A few miles short of Malibu we were stopped by a line of flares burning bright in the roadway. Haifa dozen big trucks were parked at the roadside. A man in a tan-coloured shirt emerged from the mist. Los Angeles County Sheriff said the badge on his arm. With him there were two Highway Patrol cops in yellow oilskins; a big fellow and a girl. They were all very wet.

'Pull over,' the cop told Joey, pointing to the roadside.

'What's wrong?' The slap and buzz of the wipers seemed unnaturally loud. 'A slide?'

'Behind the white Caddie.' The man from the Sheriffs Office indicated an open patch of ground where several patient drivers were parked and waiting for the road to be cleared. The cop's face was running with rainwater that dropped from the peak of his cap, his shirt was black with rain. He wasn't in the mood for a long discussion.

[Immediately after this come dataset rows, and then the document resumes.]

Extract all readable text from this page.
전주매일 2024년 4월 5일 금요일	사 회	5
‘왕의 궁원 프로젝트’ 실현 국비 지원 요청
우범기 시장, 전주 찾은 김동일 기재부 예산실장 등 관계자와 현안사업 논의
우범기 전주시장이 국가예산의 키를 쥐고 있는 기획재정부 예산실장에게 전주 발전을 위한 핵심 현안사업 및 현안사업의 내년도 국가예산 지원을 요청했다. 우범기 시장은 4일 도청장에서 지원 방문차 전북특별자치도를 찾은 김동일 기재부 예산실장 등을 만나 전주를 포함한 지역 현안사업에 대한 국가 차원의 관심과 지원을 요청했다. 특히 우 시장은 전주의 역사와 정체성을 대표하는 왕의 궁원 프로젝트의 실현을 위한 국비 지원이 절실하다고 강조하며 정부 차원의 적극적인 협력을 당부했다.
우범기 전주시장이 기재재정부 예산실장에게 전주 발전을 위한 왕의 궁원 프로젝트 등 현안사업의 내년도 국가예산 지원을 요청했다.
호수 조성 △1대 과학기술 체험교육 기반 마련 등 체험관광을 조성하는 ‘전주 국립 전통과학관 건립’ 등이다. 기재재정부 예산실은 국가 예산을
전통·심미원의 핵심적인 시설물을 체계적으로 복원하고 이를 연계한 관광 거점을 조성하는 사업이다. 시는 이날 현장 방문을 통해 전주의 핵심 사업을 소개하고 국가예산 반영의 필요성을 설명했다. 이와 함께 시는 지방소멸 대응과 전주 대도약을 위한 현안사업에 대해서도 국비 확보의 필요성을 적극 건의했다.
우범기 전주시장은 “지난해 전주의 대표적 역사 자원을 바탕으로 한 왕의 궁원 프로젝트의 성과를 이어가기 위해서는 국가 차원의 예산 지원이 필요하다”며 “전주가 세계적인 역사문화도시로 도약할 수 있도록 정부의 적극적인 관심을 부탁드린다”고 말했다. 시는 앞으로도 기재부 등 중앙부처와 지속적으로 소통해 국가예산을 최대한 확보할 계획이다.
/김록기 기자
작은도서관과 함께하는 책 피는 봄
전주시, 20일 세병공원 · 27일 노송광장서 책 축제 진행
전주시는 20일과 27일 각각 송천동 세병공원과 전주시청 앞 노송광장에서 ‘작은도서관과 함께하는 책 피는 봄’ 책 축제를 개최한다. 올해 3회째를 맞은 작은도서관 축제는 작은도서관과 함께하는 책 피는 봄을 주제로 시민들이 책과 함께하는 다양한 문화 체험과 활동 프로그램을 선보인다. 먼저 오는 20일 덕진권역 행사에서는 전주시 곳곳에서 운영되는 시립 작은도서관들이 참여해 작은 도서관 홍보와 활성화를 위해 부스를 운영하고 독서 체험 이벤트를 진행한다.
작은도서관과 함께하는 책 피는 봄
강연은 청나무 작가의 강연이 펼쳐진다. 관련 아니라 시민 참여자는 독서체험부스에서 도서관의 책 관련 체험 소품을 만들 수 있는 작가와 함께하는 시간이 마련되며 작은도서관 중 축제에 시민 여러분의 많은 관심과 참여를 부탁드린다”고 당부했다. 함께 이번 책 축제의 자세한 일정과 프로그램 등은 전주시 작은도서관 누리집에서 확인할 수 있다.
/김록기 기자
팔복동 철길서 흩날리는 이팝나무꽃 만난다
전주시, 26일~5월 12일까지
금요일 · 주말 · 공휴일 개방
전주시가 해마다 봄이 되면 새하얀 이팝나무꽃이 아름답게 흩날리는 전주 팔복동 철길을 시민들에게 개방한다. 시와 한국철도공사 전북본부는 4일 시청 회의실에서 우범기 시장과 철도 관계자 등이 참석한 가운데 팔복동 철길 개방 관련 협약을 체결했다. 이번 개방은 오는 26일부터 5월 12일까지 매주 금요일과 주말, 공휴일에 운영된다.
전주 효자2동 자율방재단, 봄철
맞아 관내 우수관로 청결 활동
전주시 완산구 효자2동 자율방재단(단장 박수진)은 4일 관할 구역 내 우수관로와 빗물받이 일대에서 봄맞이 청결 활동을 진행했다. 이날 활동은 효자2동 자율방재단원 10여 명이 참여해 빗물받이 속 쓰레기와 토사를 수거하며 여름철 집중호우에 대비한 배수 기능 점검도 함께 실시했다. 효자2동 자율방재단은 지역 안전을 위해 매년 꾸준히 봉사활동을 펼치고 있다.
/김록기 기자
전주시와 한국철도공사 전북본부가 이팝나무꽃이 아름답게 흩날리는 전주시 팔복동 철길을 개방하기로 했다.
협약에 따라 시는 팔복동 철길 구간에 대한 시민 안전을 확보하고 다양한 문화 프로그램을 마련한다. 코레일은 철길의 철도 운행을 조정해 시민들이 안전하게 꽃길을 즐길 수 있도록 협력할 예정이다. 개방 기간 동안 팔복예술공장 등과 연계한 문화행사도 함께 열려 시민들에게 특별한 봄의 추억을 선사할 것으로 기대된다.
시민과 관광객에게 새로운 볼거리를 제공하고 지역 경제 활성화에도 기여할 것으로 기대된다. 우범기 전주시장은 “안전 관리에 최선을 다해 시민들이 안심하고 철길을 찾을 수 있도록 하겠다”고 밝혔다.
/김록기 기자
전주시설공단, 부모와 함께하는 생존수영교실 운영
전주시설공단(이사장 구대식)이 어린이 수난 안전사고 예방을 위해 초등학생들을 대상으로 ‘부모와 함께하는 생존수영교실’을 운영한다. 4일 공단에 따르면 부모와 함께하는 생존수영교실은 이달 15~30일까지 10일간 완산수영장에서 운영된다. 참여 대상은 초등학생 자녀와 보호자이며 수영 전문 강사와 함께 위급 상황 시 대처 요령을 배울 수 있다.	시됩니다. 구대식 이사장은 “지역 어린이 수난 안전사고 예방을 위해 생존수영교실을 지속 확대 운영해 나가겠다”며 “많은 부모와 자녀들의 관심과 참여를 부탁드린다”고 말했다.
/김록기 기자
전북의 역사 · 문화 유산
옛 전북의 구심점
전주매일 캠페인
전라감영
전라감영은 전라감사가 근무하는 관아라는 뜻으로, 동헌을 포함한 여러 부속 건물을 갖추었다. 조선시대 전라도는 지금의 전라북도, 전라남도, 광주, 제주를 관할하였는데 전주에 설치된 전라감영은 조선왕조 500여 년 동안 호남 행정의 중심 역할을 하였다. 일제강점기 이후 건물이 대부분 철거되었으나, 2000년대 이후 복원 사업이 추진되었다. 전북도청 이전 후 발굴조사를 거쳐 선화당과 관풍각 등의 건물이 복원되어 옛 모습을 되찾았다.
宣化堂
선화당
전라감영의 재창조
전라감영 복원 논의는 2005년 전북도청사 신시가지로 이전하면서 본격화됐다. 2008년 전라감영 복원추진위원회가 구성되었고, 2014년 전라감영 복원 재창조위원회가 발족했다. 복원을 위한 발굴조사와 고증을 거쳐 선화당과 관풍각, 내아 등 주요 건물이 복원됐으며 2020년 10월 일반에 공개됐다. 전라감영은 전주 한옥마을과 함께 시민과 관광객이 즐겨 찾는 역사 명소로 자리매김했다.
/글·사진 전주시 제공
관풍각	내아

'We've got a plane to catch: international,' said Joey.

The cop looked at him with a blank expression. 'Just let the ambulance through.' The cop squeegeed the water from his face, using the edge of his hand.

'What happened?'

The ambulance moved slowly past. The cop spoke like a swimmer too, in brief breathless sentences. 'A big truck – artic – jack-knifed. No way you'll get past.'

'Any other route we can take?' Joey asked.

'Sure but you'd add an hour to your trip.' The cop squinted into the rain. 'LAX, you say? There are a couple of guys in a big old Lincoln limo. They said they were going to turn around and head back downtown. They'd maybe take your passenger.'

'Where are they?'

'Other side of the wreck. Maybe they left already but I could try.' He switched on his transceiver. There was a burst of static and the cop said, That big dark blue limo still there, Pete?'

There was a scarcely intelligible affirmative from the radio. The cop said, 'Ask them if they'd take someone in a hurry to get to LAX.'

With bag in hand I picked my way past a line of cars and the monster-sized truck that was askew across the highway and completely blocked the road both ways. I found the limousine waiting for me and by that time – despite my plastic raincoat – I was very wet too.

The man beside the driver got out into the heavy rain and opened the rear door for me, and that's the kind of thing you do only if you've got a job you are determined to keep. Now I could see the man in the back: a short thickset man with a rotund belly. He wore an expensive three-piece dark blue suit – gold pocket watch chain well evidenced – and a shirt with a gold collar pin below the tight knot of a very conservative striped tie. It was too Wall Street for the Pacific Coast Highway, where pants and matching jackets went out of fashion with laced corsets and high hats.